Susanne hasn’t really retired, of course. She’s now the full-time hostess of the Kellys’ cottage industry, renting out part of their rambling, two-story U District home as a bed and breakfast for paying guests. And the startling duo album that served as Susanne’s post-job therapy, like all of Jeff’s babies (Pajamas and solo outings or Goblin Market LPs with Laura Weller), maps out another sector of his brave new musical universe.
“Susanne was sort of missing the days, way back in 1987, when we recorded something similar to this: a 10-copy, cassette-only album called Coffee In Nepal,” says Jeff.
“I’ve always said I’m not a musician and I’m not a singer,” says Susanne. “I’m a mimic, an actress and a ham.

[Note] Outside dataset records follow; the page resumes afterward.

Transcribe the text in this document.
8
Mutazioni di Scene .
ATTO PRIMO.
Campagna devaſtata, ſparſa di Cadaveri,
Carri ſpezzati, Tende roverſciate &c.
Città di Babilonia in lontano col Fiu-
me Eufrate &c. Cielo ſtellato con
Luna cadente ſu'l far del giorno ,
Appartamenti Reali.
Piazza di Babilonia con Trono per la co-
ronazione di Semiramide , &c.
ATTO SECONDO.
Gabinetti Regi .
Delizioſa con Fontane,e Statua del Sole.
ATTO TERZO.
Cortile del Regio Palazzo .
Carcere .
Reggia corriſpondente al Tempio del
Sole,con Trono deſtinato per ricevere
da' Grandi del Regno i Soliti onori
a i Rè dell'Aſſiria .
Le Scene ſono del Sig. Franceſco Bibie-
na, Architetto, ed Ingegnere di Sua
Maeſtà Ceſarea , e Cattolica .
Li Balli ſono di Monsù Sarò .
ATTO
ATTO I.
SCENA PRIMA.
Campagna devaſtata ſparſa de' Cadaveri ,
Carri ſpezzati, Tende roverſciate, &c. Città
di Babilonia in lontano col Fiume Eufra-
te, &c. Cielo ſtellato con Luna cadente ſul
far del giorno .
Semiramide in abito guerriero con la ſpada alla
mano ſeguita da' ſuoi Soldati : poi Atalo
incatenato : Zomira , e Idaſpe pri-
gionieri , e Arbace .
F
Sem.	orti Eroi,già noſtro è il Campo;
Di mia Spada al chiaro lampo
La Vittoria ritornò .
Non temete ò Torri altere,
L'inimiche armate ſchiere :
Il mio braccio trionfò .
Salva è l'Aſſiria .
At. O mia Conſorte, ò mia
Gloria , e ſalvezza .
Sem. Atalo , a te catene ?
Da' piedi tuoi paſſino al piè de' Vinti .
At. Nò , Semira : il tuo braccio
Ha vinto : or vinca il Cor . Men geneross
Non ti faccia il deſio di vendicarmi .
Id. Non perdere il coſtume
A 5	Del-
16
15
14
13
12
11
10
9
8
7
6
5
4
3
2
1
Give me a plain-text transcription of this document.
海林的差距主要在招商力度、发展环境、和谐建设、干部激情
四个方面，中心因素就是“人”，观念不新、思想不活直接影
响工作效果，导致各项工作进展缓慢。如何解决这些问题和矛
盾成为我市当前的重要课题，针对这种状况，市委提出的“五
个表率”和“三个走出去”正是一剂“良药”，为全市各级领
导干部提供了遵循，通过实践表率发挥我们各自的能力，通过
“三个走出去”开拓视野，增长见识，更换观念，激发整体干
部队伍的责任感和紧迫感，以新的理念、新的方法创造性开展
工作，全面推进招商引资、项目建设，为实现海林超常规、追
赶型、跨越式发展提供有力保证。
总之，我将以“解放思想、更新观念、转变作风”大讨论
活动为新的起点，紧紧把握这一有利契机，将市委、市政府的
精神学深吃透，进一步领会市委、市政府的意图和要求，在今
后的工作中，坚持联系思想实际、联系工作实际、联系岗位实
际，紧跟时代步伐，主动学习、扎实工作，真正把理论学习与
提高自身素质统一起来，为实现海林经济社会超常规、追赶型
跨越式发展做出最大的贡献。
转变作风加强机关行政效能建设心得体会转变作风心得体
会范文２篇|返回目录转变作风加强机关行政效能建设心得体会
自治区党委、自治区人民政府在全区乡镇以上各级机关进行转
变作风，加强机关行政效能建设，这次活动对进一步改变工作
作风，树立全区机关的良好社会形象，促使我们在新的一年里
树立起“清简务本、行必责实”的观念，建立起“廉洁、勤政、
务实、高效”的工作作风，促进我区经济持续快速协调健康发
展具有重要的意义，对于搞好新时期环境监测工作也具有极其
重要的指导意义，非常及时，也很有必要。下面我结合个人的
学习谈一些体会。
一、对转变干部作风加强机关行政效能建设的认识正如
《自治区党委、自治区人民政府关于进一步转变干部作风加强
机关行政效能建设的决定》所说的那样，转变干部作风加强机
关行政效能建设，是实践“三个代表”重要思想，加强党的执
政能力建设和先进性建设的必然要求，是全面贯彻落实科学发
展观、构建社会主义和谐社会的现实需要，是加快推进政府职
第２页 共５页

But Jeff’s always told me he likes the texture of my voice.”
Cutting Reckless on a difficult new iMac home studio wasn’t always smooth sailing. “What we’d done didn’t sound good, so we started over,” says Jeff, who removed many of the electric-guitar parts and replaced them with acoustic.
“That’s what I like about Jeff,” says Susanne. “We agreed the album wasn’t going where we wanted it to, so we re-recorded almost everything.”
One of By Reckless Moonlight’s songs, “Rowboat To The Moon,” details Susanne’s feelings about her poisonous work environment. “I was biking to work and thinking the whole time I’d rather be filming In Vanda’s Room,” she says referring to the Pedro Costa movie they’d just seen about junkies living together in Portugal.
Two songs referencing the Costa film made the final cut. “Jeff wrote ‘In Vanda’s Room,’ and I said to him, ‘That’s a great song, but it’s not my ‘Vanda’s Room,’” says Susanne. “Mine is a little bit meaner and grittier, and a little less poetic.”
Her number, “I’d Rather Be Filming ‘In Vanda’s Room,’” backed by Jeff’s slithering bottleneck guitar, finds Susanne whisper-snarling the lyrics like a vampire with a migraine. (“They say you’re lucky to work in this tomb/But me I’d rather be/Filming In Vanda’s Room.”) For all the customary brilliance of Jeff Kelly, Susanne’s song is the album’s high-water mark.
So, where does the duo go from here? The Kellys agree: not the road. “Just doing this has been a nice connecting point for Jeff and me,” says Susanne. “I’ve always said that Jeff’s more fun when he’s sick than most people are when they’re well. All he does in his spare time is record music, so I had to elbow my way in, just to have that hang-out time with him.”